Dir. by Kenji Misumi
Comic book fans the world over are familiar with Kazuo Koike’s Lone Wolf and Cub, one of the best action comics ever, and a magnificent evocation of the dark side of Tokugawa Japan. Perhaps fewer people are aware that they were made into a series of movies. Even fewer realize how deeply committed the protagonist is to attachment parenting and taking children seriously, Ogami Itto isn’t known as “the baby-cart assassin” for nothing.
Sword of Vengeance is the first in a series of six films about Ogami Itto (Tomisaburo Wakayma) and his particular Highway to Hell. The time is the 17th century and the Tokugawa shogunate has imposed a police state on Japan. Ogami is the shogun’s executioner, when the orders a noble to commit seppuku (hara-kiri to us vulgar gaijin), Ogami stands by with his very sharp sword to make sure the deed is completed swiftly. But rivals from the Yagyu clan frame Ogami and arrange for his family to be slaughtered, only Ogami’s son Daigoro (Akihiro Tokayama, the cutest little shaver ever to go a killing spree) survives the massacre. Ogami is ordered to commit seppuku. But Ogami goes off the rails and declines that honor. In a touching scene he asks an uncomprehending Daigoro to chose: a life of murder with dad or instant death by his sword. In short order Ogami takes on the entire Yagyu clan with nothing but a stroller and a bad attitude (it’s quite a stroller though). Having done the unthinkable by refusing to commit seppuku when ordered, he has no choice but to become a hired killer. With Daigoro in tow, every day is Take Your Kid to Work day for Ogami.
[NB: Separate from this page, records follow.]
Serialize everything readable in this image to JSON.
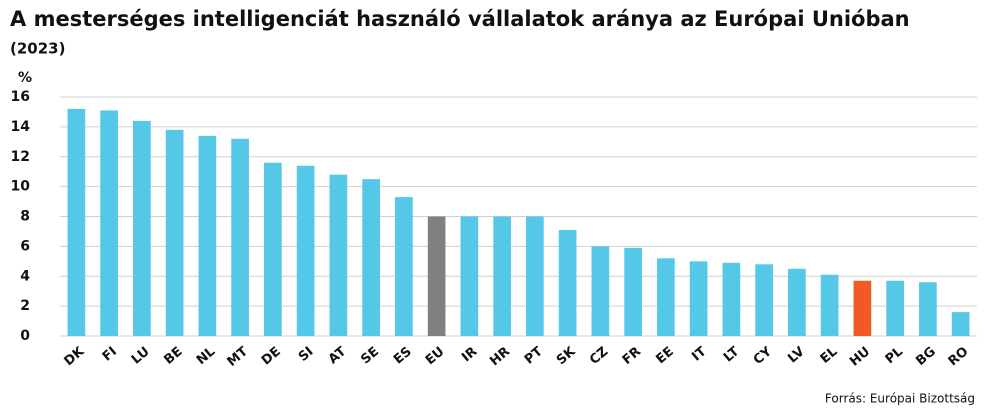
{
  "chart_data": {
    "type": "bar",
    "title": "A mesterséges intelligenciát használó vállalatok aránya az Európai Unióban",
    "subtitle": "(2023)",
    "y_label": "%",
    "source": "Forrás: Európai Bizottság",
    "categories": [
      "DK",
      "FI",
      "LU",
      "BE",
      "NL",
      "MT",
      "DE",
      "SI",
      "AT",
      "SE",
      "ES",
      "EU",
      "IR",
      "HR",
      "PT",
      "SK",
      "CZ",
      "FR",
      "EE",
      "IT",
      "LT",
      "CY",
      "LV",
      "EL",
      "HU",
      "PL",
      "BG",
      "RO"
    ],
    "values": [
      15.2,
      15.1,
      14.4,
      13.8,
      13.4,
      13.2,
      11.6,
      11.4,
      10.8,
      10.5,
      9.3,
      8.0,
      8.0,
      8.0,
      8.0,
      7.1,
      6.0,
      5.9,
      5.2,
      5.0,
      4.9,
      4.8,
      4.5,
      4.1,
      3.7,
      3.7,
      3.6,
      1.6
    ],
    "colors": [
      "#55c8e8",
      "#55c8e8",
      "#55c8e8",
      "#55c8e8",
      "#55c8e8",
      "#55c8e8",
      "#55c8e8",
      "#55c8e8",
      "#55c8e8",
      "#55c8e8",
      "#55c8e8",
      "#808080",
      "#55c8e8",
      "#55c8e8",
      "#55c8e8",
      "#55c8e8",
      "#55c8e8",
      "#55c8e8",
      "#55c8e8",
      "#55c8e8",
      "#55c8e8",
      "#55c8e8",
      "#55c8e8",
      "#55c8e8",
      "#f15a24",
      "#55c8e8",
      "#55c8e8",
      "#55c8e8"
    ],
    "ylim": [
      0,
      16
    ],
    "yticks": [
      0,
      2,
      4,
      6,
      8,
      10,
      12,
      14,
      16
    ],
    "grid": true
  }
}
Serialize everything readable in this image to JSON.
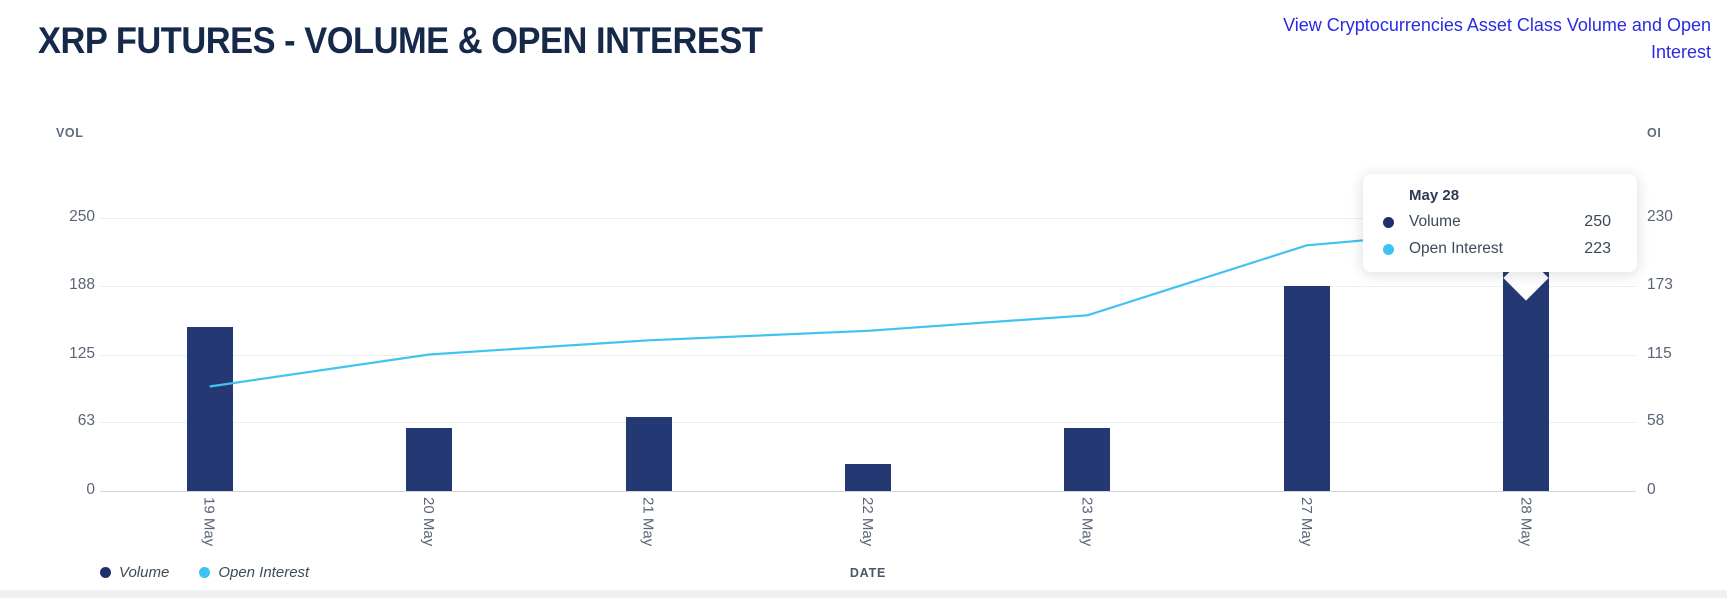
{
  "header": {
    "title": "XRP FUTURES - VOLUME & OPEN INTEREST",
    "link_text": "View Cryptocurrencies Asset Class Volume and Open Interest"
  },
  "axes": {
    "left_title": "VOL",
    "right_title": "OI",
    "x_title": "DATE"
  },
  "legend": [
    {
      "label": "Volume",
      "color": "#1f2f6b"
    },
    {
      "label": "Open Interest",
      "color": "#3ec1f4"
    }
  ],
  "tooltip": {
    "title": "May 28",
    "rows": [
      {
        "label": "Volume",
        "value": "250",
        "color": "#1f2f6b"
      },
      {
        "label": "Open Interest",
        "value": "223",
        "color": "#3ec1f4"
      }
    ]
  },
  "colors": {
    "bar": "#243874",
    "line": "#41c3f2",
    "link": "#2a2ae4",
    "title_text": "#16294a",
    "gridline": "#edeff1",
    "baseline": "#cfd4da",
    "tick_text": "#5a6477"
  },
  "chart_data": {
    "type": "bar",
    "title": "XRP FUTURES - VOLUME & OPEN INTEREST",
    "categories": [
      "19 May",
      "20 May",
      "21 May",
      "22 May",
      "23 May",
      "27 May",
      "28 May"
    ],
    "series": [
      {
        "name": "Volume",
        "type": "bar",
        "axis": "left",
        "color": "#243874",
        "values": [
          150,
          58,
          68,
          25,
          58,
          188,
          250
        ]
      },
      {
        "name": "Open Interest",
        "type": "line",
        "axis": "right",
        "color": "#41c3f2",
        "values": [
          88,
          115,
          127,
          135,
          148,
          207,
          223
        ]
      }
    ],
    "left_axis": {
      "label": "VOL",
      "max": 250,
      "ticks": [
        250,
        188,
        125,
        63,
        0
      ]
    },
    "right_axis": {
      "label": "OI",
      "max": 230,
      "ticks": [
        230,
        173,
        115,
        58,
        0
      ]
    },
    "x_label": "DATE",
    "grid": "horizontal",
    "legend_position": "bottom-left",
    "highlighted_category": "28 May"
  }
}
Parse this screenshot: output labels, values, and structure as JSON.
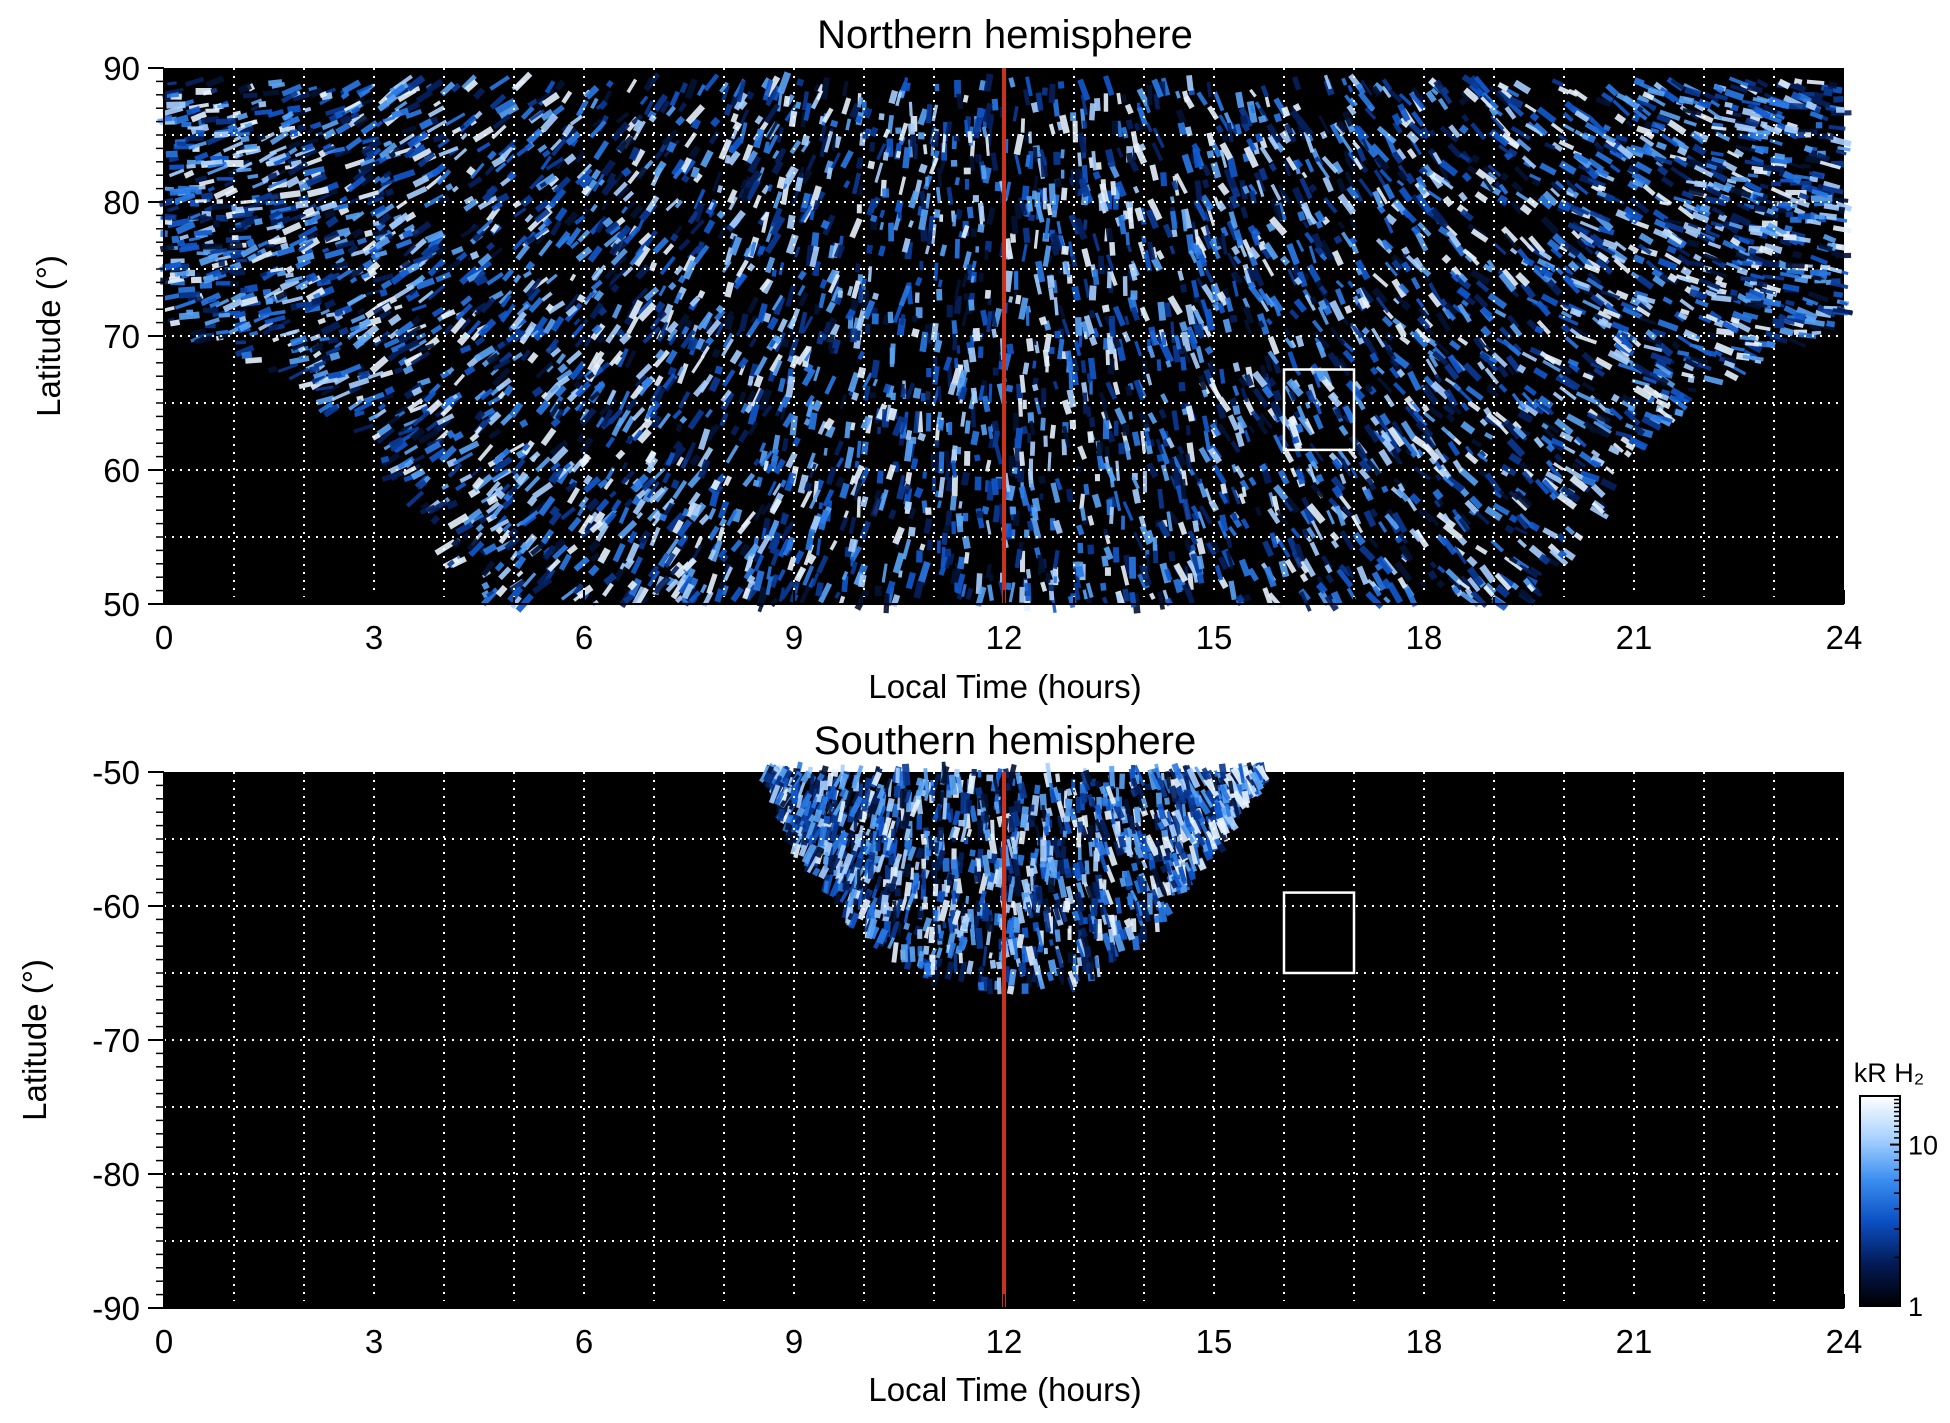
{
  "chart_data": [
    {
      "type": "heatmap",
      "title": "Northern hemisphere",
      "xlabel": "Local Time (hours)",
      "ylabel": "Latitude (°)",
      "xlim": [
        0,
        24
      ],
      "ylim": [
        50,
        90
      ],
      "x_ticks": [
        "0",
        "3",
        "6",
        "9",
        "12",
        "15",
        "18",
        "21",
        "24"
      ],
      "y_ticks": [
        "50",
        "60",
        "70",
        "80",
        "90"
      ],
      "grid": true,
      "coverage_note": "",
      "reference_line": {
        "x": 12,
        "color": "#c8321e"
      },
      "highlight_box": {
        "x": [
          16,
          17
        ],
        "y": [
          61.5,
          67.5
        ]
      },
      "coverage": [
        {
          "lt": 0,
          "min_lat": 70.5
        },
        {
          "lt": 1,
          "min_lat": 68.5
        },
        {
          "lt": 2,
          "min_lat": 66
        },
        {
          "lt": 3,
          "min_lat": 61
        },
        {
          "lt": 3.8,
          "min_lat": 55
        },
        {
          "lt": 4.5,
          "min_lat": 50
        },
        {
          "lt": 19.5,
          "min_lat": 50
        },
        {
          "lt": 20.3,
          "min_lat": 55
        },
        {
          "lt": 21,
          "min_lat": 61
        },
        {
          "lt": 22,
          "min_lat": 66
        },
        {
          "lt": 23,
          "min_lat": 68.5
        },
        {
          "lt": 24,
          "min_lat": 70.5
        }
      ],
      "max_lat": 89
    },
    {
      "type": "heatmap",
      "title": "Southern hemisphere",
      "xlabel": "Local Time (hours)",
      "ylabel": "Latitude (°)",
      "xlim": [
        0,
        24
      ],
      "ylim": [
        -90,
        -50
      ],
      "x_ticks": [
        "0",
        "3",
        "6",
        "9",
        "12",
        "15",
        "18",
        "21",
        "24"
      ],
      "y_ticks": [
        "-90",
        "-80",
        "-70",
        "-60",
        "-50"
      ],
      "grid": true,
      "reference_line": {
        "x": 12,
        "color": "#c8321e"
      },
      "highlight_box": {
        "x": [
          16,
          17
        ],
        "y": [
          -65,
          -59
        ]
      },
      "coverage": [
        {
          "lt": 8.6,
          "min_lat": -50
        },
        {
          "lt": 9,
          "min_lat": -56
        },
        {
          "lt": 10,
          "min_lat": -62
        },
        {
          "lt": 11,
          "min_lat": -65.5
        },
        {
          "lt": 12,
          "min_lat": -66.5
        },
        {
          "lt": 13,
          "min_lat": -66
        },
        {
          "lt": 14,
          "min_lat": -62.5
        },
        {
          "lt": 15,
          "min_lat": -56
        },
        {
          "lt": 15.7,
          "min_lat": -50
        }
      ],
      "max_lat": -50
    }
  ],
  "colorbar": {
    "label": "kR H₂",
    "tick_labels": [
      "1",
      "10"
    ],
    "range": [
      1,
      20
    ],
    "scale": "log",
    "colors": [
      "#000000",
      "#031a55",
      "#0b4fc2",
      "#3a8ef0",
      "#a9d2ff",
      "#ffffff"
    ]
  },
  "colors": {
    "background": "#000000",
    "grid": "#ffffff",
    "reference_line": "#c8321e",
    "box": "#ffffff"
  }
}
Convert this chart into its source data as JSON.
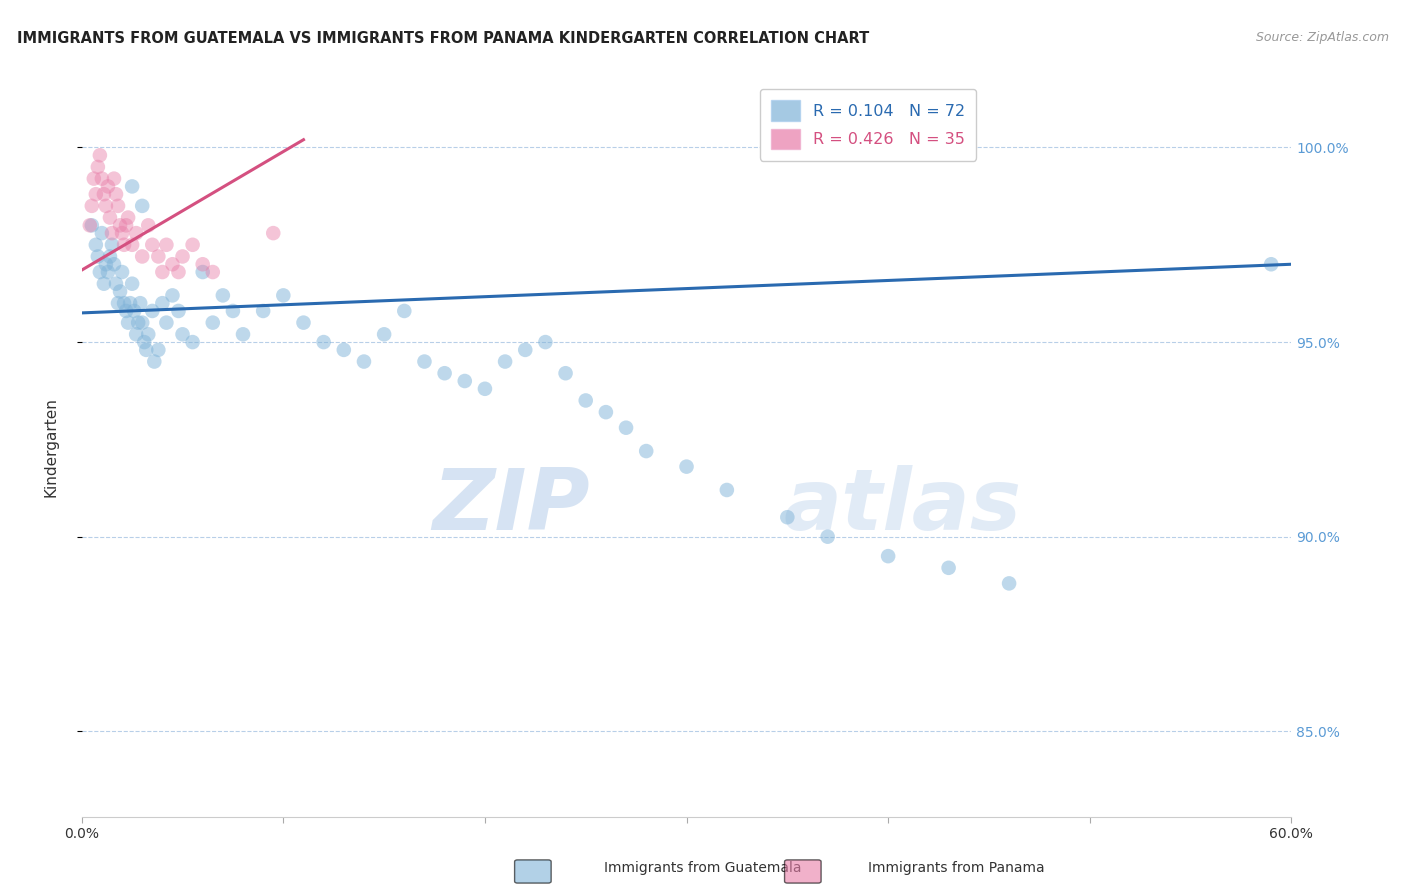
{
  "title": "IMMIGRANTS FROM GUATEMALA VS IMMIGRANTS FROM PANAMA KINDERGARTEN CORRELATION CHART",
  "source": "Source: ZipAtlas.com",
  "ylabel": "Kindergarten",
  "x_min": 0.0,
  "x_max": 0.6,
  "y_min": 0.828,
  "y_max": 1.018,
  "y_ticks": [
    0.85,
    0.9,
    0.95,
    1.0
  ],
  "y_tick_labels": [
    "85.0%",
    "90.0%",
    "95.0%",
    "100.0%"
  ],
  "blue_scatter_x": [
    0.005,
    0.007,
    0.008,
    0.009,
    0.01,
    0.011,
    0.012,
    0.013,
    0.014,
    0.015,
    0.016,
    0.017,
    0.018,
    0.019,
    0.02,
    0.021,
    0.022,
    0.023,
    0.024,
    0.025,
    0.026,
    0.027,
    0.028,
    0.029,
    0.03,
    0.031,
    0.032,
    0.033,
    0.035,
    0.036,
    0.038,
    0.04,
    0.042,
    0.045,
    0.048,
    0.05,
    0.055,
    0.06,
    0.065,
    0.07,
    0.075,
    0.08,
    0.09,
    0.1,
    0.11,
    0.12,
    0.13,
    0.14,
    0.15,
    0.16,
    0.17,
    0.18,
    0.19,
    0.2,
    0.21,
    0.22,
    0.23,
    0.24,
    0.25,
    0.26,
    0.27,
    0.28,
    0.3,
    0.32,
    0.35,
    0.37,
    0.4,
    0.43,
    0.46,
    0.59,
    0.025,
    0.03
  ],
  "blue_scatter_y": [
    0.98,
    0.975,
    0.972,
    0.968,
    0.978,
    0.965,
    0.97,
    0.968,
    0.972,
    0.975,
    0.97,
    0.965,
    0.96,
    0.963,
    0.968,
    0.96,
    0.958,
    0.955,
    0.96,
    0.965,
    0.958,
    0.952,
    0.955,
    0.96,
    0.955,
    0.95,
    0.948,
    0.952,
    0.958,
    0.945,
    0.948,
    0.96,
    0.955,
    0.962,
    0.958,
    0.952,
    0.95,
    0.968,
    0.955,
    0.962,
    0.958,
    0.952,
    0.958,
    0.962,
    0.955,
    0.95,
    0.948,
    0.945,
    0.952,
    0.958,
    0.945,
    0.942,
    0.94,
    0.938,
    0.945,
    0.948,
    0.95,
    0.942,
    0.935,
    0.932,
    0.928,
    0.922,
    0.918,
    0.912,
    0.905,
    0.9,
    0.895,
    0.892,
    0.888,
    0.97,
    0.99,
    0.985
  ],
  "pink_scatter_x": [
    0.004,
    0.005,
    0.006,
    0.007,
    0.008,
    0.009,
    0.01,
    0.011,
    0.012,
    0.013,
    0.014,
    0.015,
    0.016,
    0.017,
    0.018,
    0.019,
    0.02,
    0.021,
    0.022,
    0.023,
    0.025,
    0.027,
    0.03,
    0.033,
    0.035,
    0.038,
    0.04,
    0.042,
    0.045,
    0.048,
    0.05,
    0.055,
    0.06,
    0.065,
    0.095
  ],
  "pink_scatter_y": [
    0.98,
    0.985,
    0.992,
    0.988,
    0.995,
    0.998,
    0.992,
    0.988,
    0.985,
    0.99,
    0.982,
    0.978,
    0.992,
    0.988,
    0.985,
    0.98,
    0.978,
    0.975,
    0.98,
    0.982,
    0.975,
    0.978,
    0.972,
    0.98,
    0.975,
    0.972,
    0.968,
    0.975,
    0.97,
    0.968,
    0.972,
    0.975,
    0.97,
    0.968,
    0.978
  ],
  "blue_line_x": [
    0.0,
    0.6
  ],
  "blue_line_y": [
    0.9575,
    0.97
  ],
  "pink_line_x": [
    0.0,
    0.11
  ],
  "pink_line_y": [
    0.9685,
    1.002
  ],
  "blue_color": "#7fb3d8",
  "pink_color": "#e87da8",
  "blue_line_color": "#2a6ab0",
  "pink_line_color": "#d45080",
  "legend_blue_label": "R = 0.104   N = 72",
  "legend_pink_label": "R = 0.426   N = 35",
  "watermark_zip": "ZIP",
  "watermark_atlas": "atlas",
  "background_color": "#ffffff",
  "grid_color": "#b8cfe8",
  "title_color": "#222222",
  "axis_label_color": "#333333",
  "right_tick_label_color": "#5b9bd5",
  "bottom_legend_blue": "Immigrants from Guatemala",
  "bottom_legend_pink": "Immigrants from Panama"
}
All of Ogami’s back-story is inter-cut with an account of one of his jobs. It’s a brutal demonstration of just how far out of, not just social norms, but even normal affect Ogami has taken himself in order to be an assassin. The problem is that while the assassination story is good, it can’t bear the weight of Ogami’s fall from grace and the film is rather unbalanced. The one story culminates with a dramatic change in the protagonist while the other ends up with, well, an awful lot of dead guys. In true chanbara fashion, Ogami slices samurai like an automated salami processor. Finally, this may seem a very petty quibble, but I found Tomisaburo Wakayma’s face too fleshy to match the austere visage of Ogami that Koike’s art had burned into my brain.
If you are in love with Lone Wolf and Cub or just like chanbara, you can expect some pretty good stuff here. If you are new to samurai film in general, then consider starting with Yojimbo, or better yet, check out Koike’s comic books first hand.